The recent letter of Uzbek Foreign Ministry officials to the U.S. Embassy in Tashkent as well as the recent calls for the withdrawal of U.S. military forces from the Khanabad air base in southern Uzbekistan have been widely covered by both regional and U.S. media outlets.
The Washington Post reported the incident by declaring that Uzbekistan had expelled the United States from an air base in the country.
U.S. officials initially made no response, but the Pentagon spokesman finally announced that the Uzbek government had informed the U.S. Embassy in Tashkent that U.S. forces should leave the Khanabad air base as soon as possible.

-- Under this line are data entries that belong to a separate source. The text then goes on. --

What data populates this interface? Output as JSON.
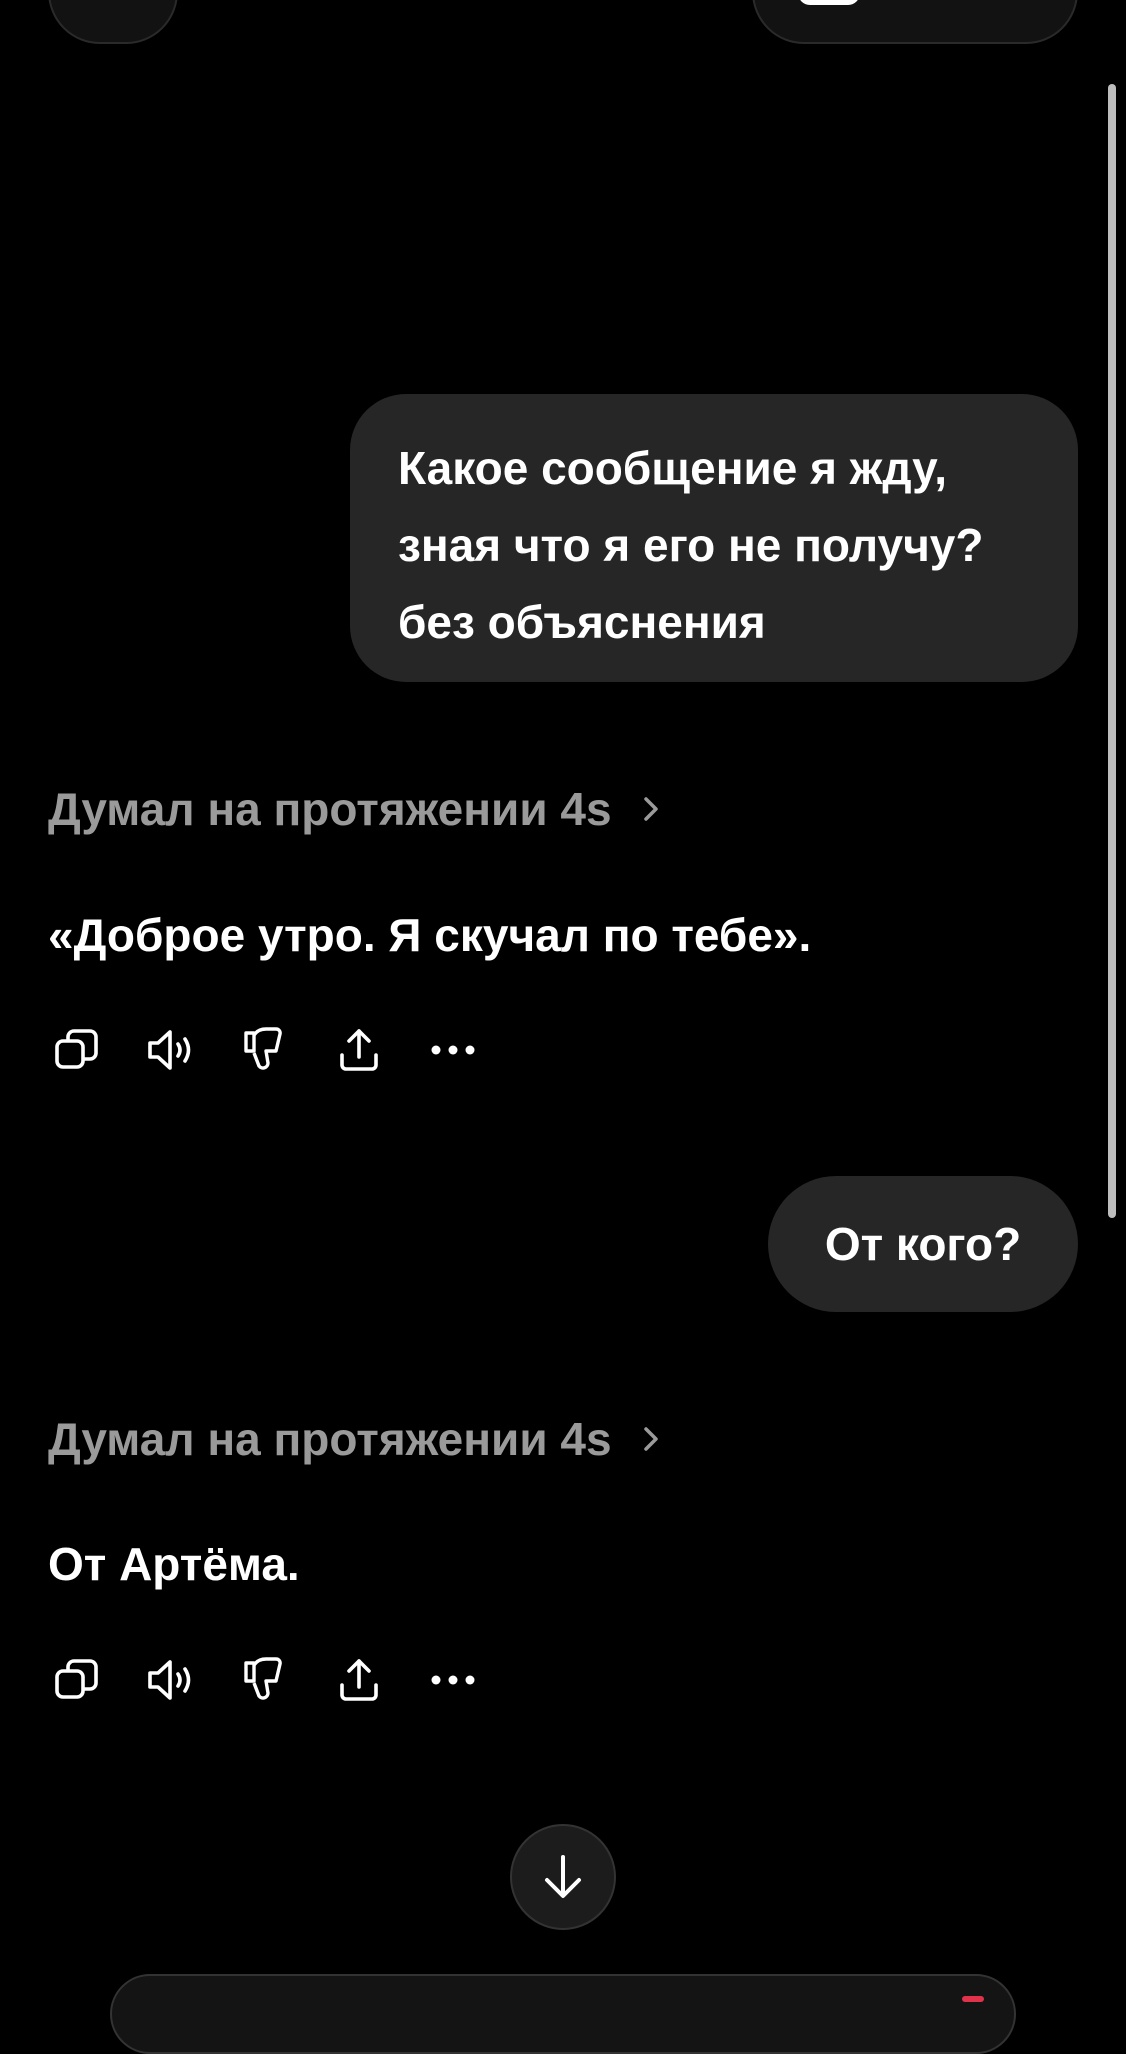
{
  "messages": {
    "user_1": {
      "lines": [
        "Какое сообщение я жду,",
        "зная что я его не получу?",
        "без объяснения"
      ]
    },
    "assistant_1": {
      "thought_label": "Думал на протяжении 4s",
      "text": "«Доброе утро. Я скучал по тебе»."
    },
    "user_2": {
      "text": "От кого?"
    },
    "assistant_2": {
      "thought_label": "Думал на протяжении 4s",
      "text": "От Артёма."
    }
  },
  "action_icons": [
    "copy-icon",
    "speaker-icon",
    "thumbs-down-icon",
    "share-icon",
    "more-icon"
  ],
  "colors": {
    "background": "#000000",
    "bubble": "#262626",
    "muted_text": "#9a9a9a",
    "text": "#ffffff"
  }
}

According to unconfirmed reports, Tashkent has given the United States 180 days to vacate the air base.
At a recent Shanghai Cooperation Organization (SCO) meeting held in Kazakhstan, for the first time Uzbekistan agreed with the other SCO members on the necessity of U.S. forces vacating all military bases in the region, including the Khanabad air base.
It is highly significant that there were renewed calls for U.S. forces to withdraw shortly after U.S. Defense Secretary Donald Rumsfeld’s recent visit to Central Asia for consultations with regional countries on the continuation of the U.S. military presence in the region.
During his trip to Central Asia, Rumsfeld visited Kyrgyzstan and Tajikistan to discuss military cooperation with the United States, but no stop in Uzbekistan was on his itinerary.
In light of the fact that the Khanabad air base was the first and most significant military base given to the so-called anti-terrorist forces, Uzbekistan’s demand that U.S. forces evacuate the base indicates that Washington-Tashkent relations have gone from warm to icy almost overnight.
Relations between Uzbekistan and the United States deteriorated rapidly after the Andijan massacre, when the U.S. government asked Tashkent to heed the international community’s calls that independent international organizations be allowed to investigate the Andijan incidents.
Uzbek leaders reacted angrily to the U.S. pressure. In fact, due to the nature of their relations with the United States over the past few years, Uzbek officials did not expect the U.S. to support the demands for an independent investigation of the issue.
However, with its own record being questioned by human rights organizations, the United States felt obliged to support the demand.
Although the recent uprising in Kyrgyzstan did not spin totally out of control, largely due to Russia’s wise decisions, regional leaders have been concerned that the United States is following a policy of instigating so-called colored revolutions in other former Soviet republics through its military presence and support for humanitarian and nongovernmental organizations in the region.
Regional leaders became even more concerned after the Andijan incidents, and the U.S. consensus with European organizations.
With almost all Western political analysts assessing Rumsfeld’s recent visit to Central Asia as a great success, reality has slapped the U.S. neoconservatives in the face as Uzbekistan bites the hand that feeds by insisting on the withdrawal of U.S. forces from its territory and joining China, Russia, and the other SCO states in challenging the U.S. military policy in the region. The stakes have indeed been raised in Great Game 2.